All in all, you could probably fit a single subunit into the size and mass of a greyhound bus. One notable problem is that there’s enough complexity here that current software could probably not keep a factory like this running forever because eventually something would break that it doesn’t know how to fix.
Anyways, you set down this subunit on a planet. It goes to work. In an hour, the nanomachinery subunit has made a complete copy of itself. In somewhat more time, it has to manufacture a second copy of everything else. The nanomachinery subunit makes all the high end stuff—the sensors, the circuitry, the bearings—everything complex, while the 3d printer makes all the big parts.
Pessimistically, this takes a week. A greyhound bus is 9x45 feet, and there are 5.5e15 square feet on the earth’s surface. To cover the whole planet’s surface would therefore take 44 weeks.
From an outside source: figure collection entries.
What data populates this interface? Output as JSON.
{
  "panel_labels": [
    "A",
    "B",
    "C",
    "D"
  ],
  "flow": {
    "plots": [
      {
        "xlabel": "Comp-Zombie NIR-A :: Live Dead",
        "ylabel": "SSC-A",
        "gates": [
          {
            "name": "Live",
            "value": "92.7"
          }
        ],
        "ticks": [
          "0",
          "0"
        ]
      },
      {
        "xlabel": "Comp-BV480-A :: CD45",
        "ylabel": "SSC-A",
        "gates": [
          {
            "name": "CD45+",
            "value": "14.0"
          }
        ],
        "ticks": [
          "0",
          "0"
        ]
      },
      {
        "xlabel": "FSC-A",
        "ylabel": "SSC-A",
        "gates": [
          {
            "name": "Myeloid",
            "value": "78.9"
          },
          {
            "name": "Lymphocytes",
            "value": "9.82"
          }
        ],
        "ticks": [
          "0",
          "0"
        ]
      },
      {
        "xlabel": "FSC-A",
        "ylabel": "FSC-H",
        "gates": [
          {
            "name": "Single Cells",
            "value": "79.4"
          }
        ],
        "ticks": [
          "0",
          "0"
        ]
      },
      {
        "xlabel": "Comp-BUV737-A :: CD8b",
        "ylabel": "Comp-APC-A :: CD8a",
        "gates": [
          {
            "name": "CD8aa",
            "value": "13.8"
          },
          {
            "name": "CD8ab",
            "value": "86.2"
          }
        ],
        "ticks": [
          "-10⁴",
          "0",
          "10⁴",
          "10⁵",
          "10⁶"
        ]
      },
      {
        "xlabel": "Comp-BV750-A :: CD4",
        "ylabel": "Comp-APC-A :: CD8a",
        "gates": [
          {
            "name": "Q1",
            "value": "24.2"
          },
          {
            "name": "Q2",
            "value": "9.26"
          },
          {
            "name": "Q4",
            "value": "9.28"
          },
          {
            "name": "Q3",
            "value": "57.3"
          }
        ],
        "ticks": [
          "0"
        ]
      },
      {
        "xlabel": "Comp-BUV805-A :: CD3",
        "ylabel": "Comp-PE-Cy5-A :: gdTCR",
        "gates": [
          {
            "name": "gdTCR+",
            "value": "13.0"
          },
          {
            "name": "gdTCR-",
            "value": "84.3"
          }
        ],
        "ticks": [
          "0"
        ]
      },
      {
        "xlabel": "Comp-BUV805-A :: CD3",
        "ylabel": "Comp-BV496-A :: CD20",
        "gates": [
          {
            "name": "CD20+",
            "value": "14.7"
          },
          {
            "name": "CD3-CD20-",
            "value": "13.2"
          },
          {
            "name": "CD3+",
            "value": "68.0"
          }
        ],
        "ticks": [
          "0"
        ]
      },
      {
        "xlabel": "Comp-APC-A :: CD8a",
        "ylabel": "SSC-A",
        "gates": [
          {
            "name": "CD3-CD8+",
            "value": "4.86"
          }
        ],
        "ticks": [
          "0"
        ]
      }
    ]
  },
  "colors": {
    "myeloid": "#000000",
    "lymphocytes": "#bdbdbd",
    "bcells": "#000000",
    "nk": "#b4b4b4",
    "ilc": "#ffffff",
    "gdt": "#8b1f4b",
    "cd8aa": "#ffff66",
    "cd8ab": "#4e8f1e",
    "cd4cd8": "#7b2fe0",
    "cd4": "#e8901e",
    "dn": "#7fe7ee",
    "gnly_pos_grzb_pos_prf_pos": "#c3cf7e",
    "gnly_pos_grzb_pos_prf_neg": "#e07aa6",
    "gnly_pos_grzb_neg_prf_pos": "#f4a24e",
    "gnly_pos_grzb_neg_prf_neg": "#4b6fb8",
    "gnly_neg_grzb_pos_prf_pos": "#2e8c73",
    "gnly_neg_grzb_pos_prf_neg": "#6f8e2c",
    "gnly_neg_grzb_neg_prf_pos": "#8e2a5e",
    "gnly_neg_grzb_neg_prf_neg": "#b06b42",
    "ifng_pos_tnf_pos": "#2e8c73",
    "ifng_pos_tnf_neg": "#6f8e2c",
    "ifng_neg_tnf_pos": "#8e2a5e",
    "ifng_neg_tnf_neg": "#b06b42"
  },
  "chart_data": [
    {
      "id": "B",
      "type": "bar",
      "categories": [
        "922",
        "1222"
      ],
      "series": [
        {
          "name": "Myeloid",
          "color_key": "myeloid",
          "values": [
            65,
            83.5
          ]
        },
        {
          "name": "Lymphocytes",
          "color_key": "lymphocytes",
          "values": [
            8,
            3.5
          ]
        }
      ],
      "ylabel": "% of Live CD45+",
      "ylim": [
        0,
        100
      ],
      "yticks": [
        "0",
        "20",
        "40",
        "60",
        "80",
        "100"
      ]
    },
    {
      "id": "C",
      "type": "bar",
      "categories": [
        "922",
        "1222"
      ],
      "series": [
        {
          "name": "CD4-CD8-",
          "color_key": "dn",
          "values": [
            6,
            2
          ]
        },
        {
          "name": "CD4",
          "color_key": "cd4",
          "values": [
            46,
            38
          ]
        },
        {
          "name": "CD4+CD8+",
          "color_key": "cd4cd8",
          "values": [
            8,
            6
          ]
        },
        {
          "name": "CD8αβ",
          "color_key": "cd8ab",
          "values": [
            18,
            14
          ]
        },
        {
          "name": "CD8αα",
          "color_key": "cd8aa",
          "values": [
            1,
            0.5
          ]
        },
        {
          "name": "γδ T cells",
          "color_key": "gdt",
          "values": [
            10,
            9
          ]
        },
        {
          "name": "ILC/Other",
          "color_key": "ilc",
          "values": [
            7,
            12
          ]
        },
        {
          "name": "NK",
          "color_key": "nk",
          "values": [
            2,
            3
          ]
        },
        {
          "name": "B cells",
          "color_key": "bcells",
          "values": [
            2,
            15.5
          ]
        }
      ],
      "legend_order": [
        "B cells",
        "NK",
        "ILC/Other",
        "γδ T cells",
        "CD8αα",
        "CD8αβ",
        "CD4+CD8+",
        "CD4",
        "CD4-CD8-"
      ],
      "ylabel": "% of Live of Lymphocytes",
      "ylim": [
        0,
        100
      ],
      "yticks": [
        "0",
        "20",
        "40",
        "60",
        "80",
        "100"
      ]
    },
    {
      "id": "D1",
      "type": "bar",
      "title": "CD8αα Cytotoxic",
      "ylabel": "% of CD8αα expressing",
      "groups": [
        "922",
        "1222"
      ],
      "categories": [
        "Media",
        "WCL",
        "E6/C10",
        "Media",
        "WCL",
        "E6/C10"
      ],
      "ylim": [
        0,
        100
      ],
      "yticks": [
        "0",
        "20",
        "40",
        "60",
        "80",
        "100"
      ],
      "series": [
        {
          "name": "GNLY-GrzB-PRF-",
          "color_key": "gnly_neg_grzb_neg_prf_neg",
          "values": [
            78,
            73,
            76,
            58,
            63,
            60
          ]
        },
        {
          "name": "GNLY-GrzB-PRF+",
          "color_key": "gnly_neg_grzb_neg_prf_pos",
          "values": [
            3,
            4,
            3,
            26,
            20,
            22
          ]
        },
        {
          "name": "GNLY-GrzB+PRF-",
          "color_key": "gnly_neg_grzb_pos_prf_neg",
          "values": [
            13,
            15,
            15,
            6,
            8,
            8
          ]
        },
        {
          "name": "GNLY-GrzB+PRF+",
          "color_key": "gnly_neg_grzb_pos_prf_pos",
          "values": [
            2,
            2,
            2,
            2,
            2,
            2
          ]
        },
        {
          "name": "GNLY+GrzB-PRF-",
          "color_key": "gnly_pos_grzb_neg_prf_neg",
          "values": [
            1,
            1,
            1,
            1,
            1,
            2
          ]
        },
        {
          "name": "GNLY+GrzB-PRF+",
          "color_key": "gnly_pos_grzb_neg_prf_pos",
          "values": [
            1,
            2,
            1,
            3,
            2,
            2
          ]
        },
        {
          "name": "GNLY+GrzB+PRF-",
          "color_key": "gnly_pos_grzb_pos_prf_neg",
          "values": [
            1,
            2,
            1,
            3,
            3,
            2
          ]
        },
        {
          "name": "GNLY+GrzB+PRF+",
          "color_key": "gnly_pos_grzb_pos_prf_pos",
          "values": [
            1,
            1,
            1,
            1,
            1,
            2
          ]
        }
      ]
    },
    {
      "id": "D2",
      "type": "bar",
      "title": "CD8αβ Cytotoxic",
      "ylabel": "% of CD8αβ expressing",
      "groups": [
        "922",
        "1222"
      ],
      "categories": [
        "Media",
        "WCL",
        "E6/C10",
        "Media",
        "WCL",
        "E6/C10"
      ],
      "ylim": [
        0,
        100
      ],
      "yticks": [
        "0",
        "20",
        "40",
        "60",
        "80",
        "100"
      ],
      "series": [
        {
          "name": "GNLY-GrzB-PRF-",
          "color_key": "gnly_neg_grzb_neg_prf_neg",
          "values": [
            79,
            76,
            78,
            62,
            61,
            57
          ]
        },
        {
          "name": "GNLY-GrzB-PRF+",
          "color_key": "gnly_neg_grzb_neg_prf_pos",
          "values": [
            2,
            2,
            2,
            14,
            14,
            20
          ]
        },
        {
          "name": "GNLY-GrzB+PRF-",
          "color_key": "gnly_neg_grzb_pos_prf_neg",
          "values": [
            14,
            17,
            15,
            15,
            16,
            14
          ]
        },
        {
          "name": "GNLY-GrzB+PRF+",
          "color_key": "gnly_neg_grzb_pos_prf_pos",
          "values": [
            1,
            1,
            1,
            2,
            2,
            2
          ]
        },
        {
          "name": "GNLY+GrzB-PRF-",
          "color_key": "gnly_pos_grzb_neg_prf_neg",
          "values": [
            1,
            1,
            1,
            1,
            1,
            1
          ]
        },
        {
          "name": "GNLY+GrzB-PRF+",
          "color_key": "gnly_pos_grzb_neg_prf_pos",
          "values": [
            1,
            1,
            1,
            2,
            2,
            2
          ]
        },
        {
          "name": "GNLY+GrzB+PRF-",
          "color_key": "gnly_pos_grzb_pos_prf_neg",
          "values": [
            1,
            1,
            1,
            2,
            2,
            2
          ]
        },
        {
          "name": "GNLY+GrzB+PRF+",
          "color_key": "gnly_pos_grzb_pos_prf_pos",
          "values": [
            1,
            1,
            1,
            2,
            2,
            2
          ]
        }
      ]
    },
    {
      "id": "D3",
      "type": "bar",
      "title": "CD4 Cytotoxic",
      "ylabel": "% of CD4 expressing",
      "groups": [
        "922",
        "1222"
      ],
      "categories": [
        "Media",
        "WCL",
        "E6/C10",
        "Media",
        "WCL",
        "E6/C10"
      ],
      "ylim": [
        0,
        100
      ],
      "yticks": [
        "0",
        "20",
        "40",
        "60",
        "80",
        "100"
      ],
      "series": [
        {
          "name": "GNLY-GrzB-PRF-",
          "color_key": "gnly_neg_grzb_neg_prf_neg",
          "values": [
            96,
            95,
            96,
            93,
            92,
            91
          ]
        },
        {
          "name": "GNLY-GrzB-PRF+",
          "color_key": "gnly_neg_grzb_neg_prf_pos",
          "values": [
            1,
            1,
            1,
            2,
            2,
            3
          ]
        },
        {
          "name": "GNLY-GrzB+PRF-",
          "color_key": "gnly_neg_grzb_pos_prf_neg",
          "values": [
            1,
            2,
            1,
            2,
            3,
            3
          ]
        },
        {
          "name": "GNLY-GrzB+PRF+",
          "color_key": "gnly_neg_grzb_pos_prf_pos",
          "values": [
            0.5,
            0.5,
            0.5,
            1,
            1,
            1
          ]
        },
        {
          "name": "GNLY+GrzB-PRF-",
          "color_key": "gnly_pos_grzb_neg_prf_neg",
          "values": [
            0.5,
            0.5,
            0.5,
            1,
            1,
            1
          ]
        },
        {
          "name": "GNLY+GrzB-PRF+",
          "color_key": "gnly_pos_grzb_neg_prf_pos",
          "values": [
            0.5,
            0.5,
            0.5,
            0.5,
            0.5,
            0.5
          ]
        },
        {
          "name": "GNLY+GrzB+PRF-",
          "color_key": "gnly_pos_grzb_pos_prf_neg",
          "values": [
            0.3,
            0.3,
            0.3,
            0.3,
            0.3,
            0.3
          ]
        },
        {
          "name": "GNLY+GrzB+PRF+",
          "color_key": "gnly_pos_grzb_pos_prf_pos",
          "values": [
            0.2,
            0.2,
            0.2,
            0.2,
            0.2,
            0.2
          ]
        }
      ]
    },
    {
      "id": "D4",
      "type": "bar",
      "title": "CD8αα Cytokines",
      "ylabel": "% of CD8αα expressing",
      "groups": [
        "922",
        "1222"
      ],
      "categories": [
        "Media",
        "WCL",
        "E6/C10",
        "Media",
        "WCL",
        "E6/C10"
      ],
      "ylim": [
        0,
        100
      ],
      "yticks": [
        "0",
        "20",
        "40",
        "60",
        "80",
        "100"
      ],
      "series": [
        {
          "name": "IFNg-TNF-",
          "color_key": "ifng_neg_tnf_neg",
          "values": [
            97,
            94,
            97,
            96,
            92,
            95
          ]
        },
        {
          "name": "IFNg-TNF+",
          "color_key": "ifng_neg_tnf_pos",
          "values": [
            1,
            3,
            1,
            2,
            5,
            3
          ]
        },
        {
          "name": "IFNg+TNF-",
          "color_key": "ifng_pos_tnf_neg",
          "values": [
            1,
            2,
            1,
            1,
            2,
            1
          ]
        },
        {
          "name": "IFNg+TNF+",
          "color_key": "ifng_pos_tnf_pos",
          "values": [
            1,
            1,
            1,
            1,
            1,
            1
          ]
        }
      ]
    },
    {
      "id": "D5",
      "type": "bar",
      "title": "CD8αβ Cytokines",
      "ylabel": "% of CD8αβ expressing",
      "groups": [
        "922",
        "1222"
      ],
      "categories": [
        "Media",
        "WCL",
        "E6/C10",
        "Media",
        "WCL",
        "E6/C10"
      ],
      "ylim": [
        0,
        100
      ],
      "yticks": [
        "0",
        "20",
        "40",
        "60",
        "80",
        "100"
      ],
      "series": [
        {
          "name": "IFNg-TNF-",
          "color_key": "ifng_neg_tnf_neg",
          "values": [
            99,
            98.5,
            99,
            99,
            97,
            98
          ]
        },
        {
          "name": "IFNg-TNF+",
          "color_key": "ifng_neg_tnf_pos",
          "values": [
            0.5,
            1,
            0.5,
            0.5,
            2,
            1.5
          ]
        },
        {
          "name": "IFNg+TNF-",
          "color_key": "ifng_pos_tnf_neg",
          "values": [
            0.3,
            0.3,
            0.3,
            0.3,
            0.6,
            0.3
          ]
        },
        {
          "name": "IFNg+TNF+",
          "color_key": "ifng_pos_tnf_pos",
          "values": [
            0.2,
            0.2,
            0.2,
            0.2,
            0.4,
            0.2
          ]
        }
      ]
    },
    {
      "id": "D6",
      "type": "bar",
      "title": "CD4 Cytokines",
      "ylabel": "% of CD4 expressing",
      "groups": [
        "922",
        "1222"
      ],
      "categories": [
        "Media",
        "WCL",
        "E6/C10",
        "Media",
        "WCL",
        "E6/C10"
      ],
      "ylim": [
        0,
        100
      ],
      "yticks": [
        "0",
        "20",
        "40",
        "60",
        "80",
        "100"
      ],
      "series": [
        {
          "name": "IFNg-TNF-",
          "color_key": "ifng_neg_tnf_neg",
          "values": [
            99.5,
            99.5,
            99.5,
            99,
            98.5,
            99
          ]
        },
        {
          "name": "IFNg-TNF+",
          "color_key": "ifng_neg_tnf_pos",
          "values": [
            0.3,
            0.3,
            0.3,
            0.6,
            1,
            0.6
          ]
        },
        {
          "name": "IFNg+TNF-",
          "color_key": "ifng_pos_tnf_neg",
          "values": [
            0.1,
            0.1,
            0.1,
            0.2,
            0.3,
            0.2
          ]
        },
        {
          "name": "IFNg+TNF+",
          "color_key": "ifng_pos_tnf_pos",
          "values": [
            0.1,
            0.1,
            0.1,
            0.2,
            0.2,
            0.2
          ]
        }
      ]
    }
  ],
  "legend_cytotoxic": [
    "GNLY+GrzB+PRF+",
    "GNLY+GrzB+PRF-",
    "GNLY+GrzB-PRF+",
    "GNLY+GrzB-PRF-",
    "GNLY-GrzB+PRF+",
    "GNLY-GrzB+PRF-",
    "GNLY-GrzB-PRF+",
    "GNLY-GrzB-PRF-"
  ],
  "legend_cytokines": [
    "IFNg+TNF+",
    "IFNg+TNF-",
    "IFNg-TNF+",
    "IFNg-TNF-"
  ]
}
Now you need to do something with all the enormous piles of waste material (stuff you cannot make more subunits with) and un-needed materials. So you reallocate some of the 1.3e13 robotic systems to build electromagnetic launchers to fling the material into orbit. You also need to dispose of the atmosphere at some point, since all that air causes each electromagnetic launch to lose energy as friction, and waste heat is a huge problem. (my example isn’t entirely fair, I suspect that waste heat would cook everything before 44 weeks passed). So you build a huge number of stations that either compress the atmosphere or chemically bond the gasses to form solids.
With the vast resources in orbit, you build a sun-shade to stop all solar input to reduce the heat problem, and perhaps you build giant heat radiators in space and fling cold heat sinks to the planet or something. (with no atmospheric friction and superconductive launchers, this might work). You can also build giant solar arrays and beam microwave power down to the planet to supply the equipment so that each subunit no longer needs a nuclear reactor.
Once the earth’s crust is gone, what do you do about the rest of the planet’s mass? Knock molten globules into orbit by bombarding the planet with high energy projectiles? Build some kind of heat resistant containers that you launch into space full of lava? I don’t know. But at this point you have converted the entire earth’s crust into machines or waste piles to work with.
This is also yet another reason that AI is part of the puzzle. Even if failures were rare, there probably are not enough humans available to keep 1e13 robotic systems functioning, if each system occasionally needed a remote worker to log in and repair some fault. There’s also the engineering part of the challenge : these later steps require very complex systems to be designed and operated. If you have human grade AI, and the hardware to run a single human grade entity is just a few kilograms of nano-circuitry (like the actual hardware in your skull), you can create more intelligence to run the system as fast as you replicate everything else.